Mevrouw Bruins Slot (CDA):

Creativiteit om de bureaucratie te omzeilen, vind ik een goed uitgangspunt, ook omdat nu natuurlijk in de wet staat dat elke zorgverlener eigenlijk zelf die verantwoordelijkheid heeft. Het kan dus gebeuren dat bijvoorbeeld in het UMC Utrecht de gegevens over bekkenbodemmatjes wel 20 jaar tot 30 jaar worden bewaard, terwijl in bijvoorbeeld ziekenhuis Bronovo, in het westen van het land, die gegevens niet zo lang worden bewaard. We gaan nu een implantatenregister opzetten, waarbij je juist die duidelijkheid wilt hebben. Dan zou het jammer zijn als het aan de achterkant niet goed gaat. Zou het dus toch niet goed zijn als we de staatssecretaris vragen om te zoeken naar een algemeen gedragen oplossing waarbij er geen sprake is van meer bureaucratie? Ik ga daar natuurlijk straks in mijn eigen inbreng ook op in. 

Mevrouw Marijnissen (SP):

Ja, ik wil me daar heel graag bij aansluiten. Ook ik wil die vraag heel graag aan de staatssecretaris voorleggen. 
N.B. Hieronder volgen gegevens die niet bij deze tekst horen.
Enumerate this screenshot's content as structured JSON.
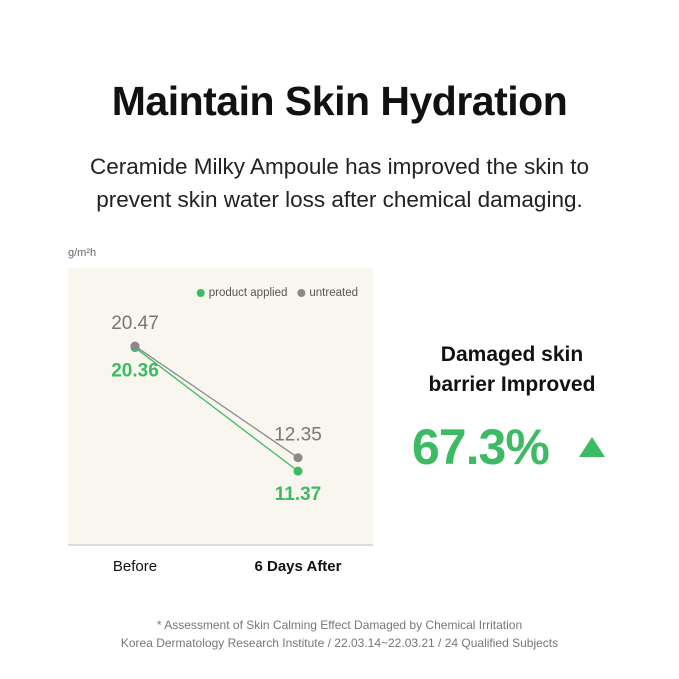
{
  "chart_data": {
    "type": "line",
    "title": "Maintain Skin Hydration",
    "subtitle": "Ceramide Milky Ampoule has improved the skin to prevent skin water loss after chemical damaging.",
    "y_label": "g/m²h",
    "categories": [
      "Before",
      "6 Days After"
    ],
    "series": [
      {
        "name": "product applied",
        "color": "#3dbb64",
        "values": [
          20.36,
          11.37
        ]
      },
      {
        "name": "untreated",
        "color": "#8a8a8a",
        "values": [
          20.47,
          12.35
        ]
      }
    ],
    "ylim": [
      6,
      26
    ],
    "legend": "upper right",
    "annotations": {
      "heading": "Damaged skin barrier Improved",
      "value": "67.3%"
    },
    "footnotes": [
      "* Assessment of Skin Calming Effect Damaged by Chemical Irritation",
      "Korea Dermatology Research Institute / 22.03.14~22.03.21 / 24 Qualified Subjects"
    ]
  }
}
De SP maakt zich ook zorgen over zorgaanbieders die implantaten hebben ingebracht, maar ophouden met het verlenen van medische zorg. Wat gebeurt er bijvoorbeeld als een noodlijdend ziekenhuis mogelijk failliet gaat? Hoe worden dan de patiënten nog getraceerd en opgeroepen als er een ondeugdelijk implantaat is ingebracht? De staatssecretaris antwoordde op eerdere, schriftelijk gestelde vragen hierover, dat zorgverleners verplicht zijn om hun gegevens over te dragen. Kan hij ons zeggen hoe, en door wie hierop wordt toegezien? Door wie wordt erop toegezien dat de benodigde gegevens te allen tijde ook daadwerkelijk worden overgedragen? En wat gebeurt er bijvoorbeeld verder als er een zorgaanbieder in de financiële problemen zit en hij daardoor wellicht minder moeite of geen moeite meer doet om de ingebrachte implantaten te traceren en de patiënten op te roepen? Hoe zouden we dat dan kunnen aanpakken? Liever nog zie ik dat we het voorkomen. Hoe zou dat volgens de staatssecretaris moeten gebeuren? 

De staatssecretaris zei eerder ook al dat de zorgaanbieders op dit punt een inspanningsverplichting hebben. Maar mijn fractie heeft toch gemeend dat dit erg vrijblijvend is. We vragen ons daarom af of die inspanningsverplichting niet gewoon een verplichting moet worden. Dat vraagt mijn fractie aan de staatssecretaris. En hoe gaat de inspectie hiermee om? 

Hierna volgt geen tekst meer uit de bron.